# Forum Learning Russian Language Resources for Studying Russian Russian Word of the Day  Discussing the word "не" (not)

## MasterAdmin

"*не*" is third on the list of most common Russian words. 
I am going to feature it soon on the Russian word of the day page. If you have any good examples on how to use this word in Russian (with English translations), please post them in replies.
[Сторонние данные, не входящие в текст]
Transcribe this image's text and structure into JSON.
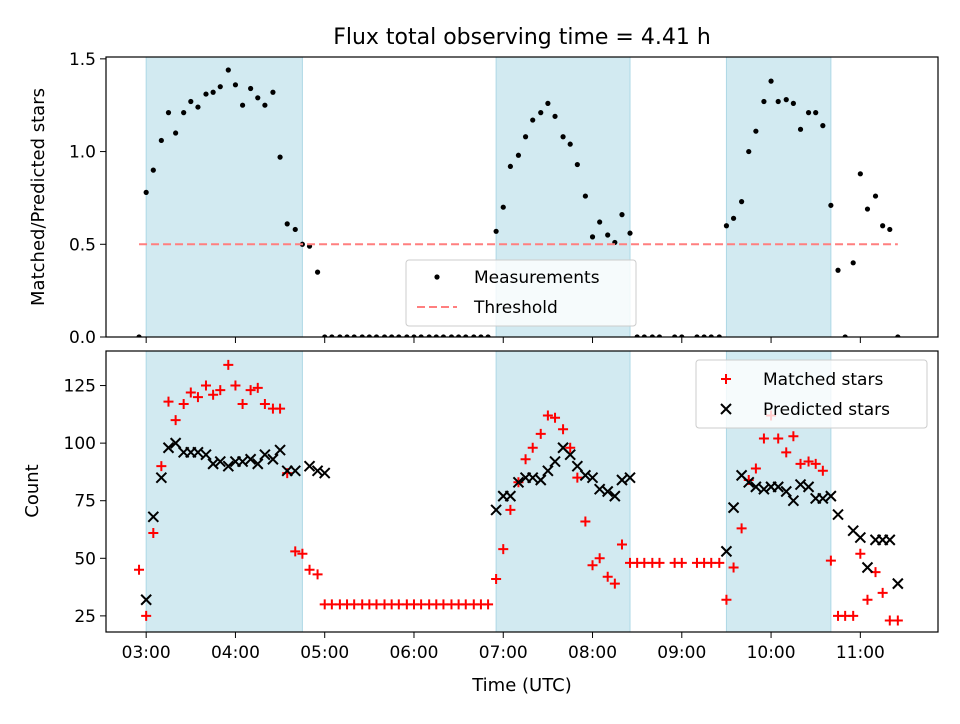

Any ideas on idioms and set expressions with the word "не" are also welcome.

----------


## misha_ark

*Не* делай этого.
Do*n't* do that. 
Я *не* люблю собак.
I do*n't* like dogs. 
Я ничего *не* слышу.
I do*n't* hear anything. 
Это *не*возможно!
It's *im*possible! 
Я *не* умею водить автомобиль.
I ca*n't* drive a car.  *Не* мне. *Not* me.

----------


## delog

Э-э... Я, конечно, еще не настолько крут, чтобы исправлять ошибки в английском, но разве надо не так:   

> Это невозможно!
> It's impossible!

----------


## Adrmmelehh

> Не мне.
> Not me

 Странно...Not me обычно значит "Не я" 
Корректнее было бы "Not for me"-не для меня, не мне

----------


## wanja

Из-за маленькой сестрицы
Я *не* выучил частицы.
Мне запомнилась вполне
Лишь одна частица *“НЕ”* …
– Замолчи
– *Не* замолчу!
– Слезь со стула!
– *Не* хочу!
– Упадёшь!
– *Не* упаду!
– Отойди!
– *Не* отойду!

----------


## SAn

«Не» с глаголами пишется отдельно!  ::  
Не путайте наречие, начинающееся на «не», и глагол с «не».
Недавно видел в метро рекламу известного банка с их новой супер-картой, совмещающей кредитку и проездной на метро. Там было написано «Число поездок неограниченно». 
Сейчас в Интернете поискал слово «неограниченно» и увидел, что его достаточно часто путают с глаголом «не ограничено». Наречие — свойство действия. Глагол же привязан к существительному. «Можно ездить неограниченно», но «число поездок не ограничено».

----------


## Zaya

> супе*рк*артой

----------


## SAn

Было бы также интересно узнать, почему нужно писать именно «суперкарта», а не «супер-карта», например. 
Хочу немного порассуждать о важности слов и их частотном распределении (раз уже «не» — третье по частоте слово). Согласно теории информации, чем больше математическое ожидание появления слова, тем меньшую информацию оно несёт, будучи встреченным. И наоборот, самые редкие слова оказываются самыми важными (раз уж их употребили). Рассмотрим типичный диалог двух русских людей за бутылкой водки:
— А что вы скажете, уважаемый, по поводу излучения Крабовидной туманности?
— Я думаю, что, вероятно, это синхротронное излучение, вызванное мощным потоком частиц, испускаемых пульсаром в центре Туманности.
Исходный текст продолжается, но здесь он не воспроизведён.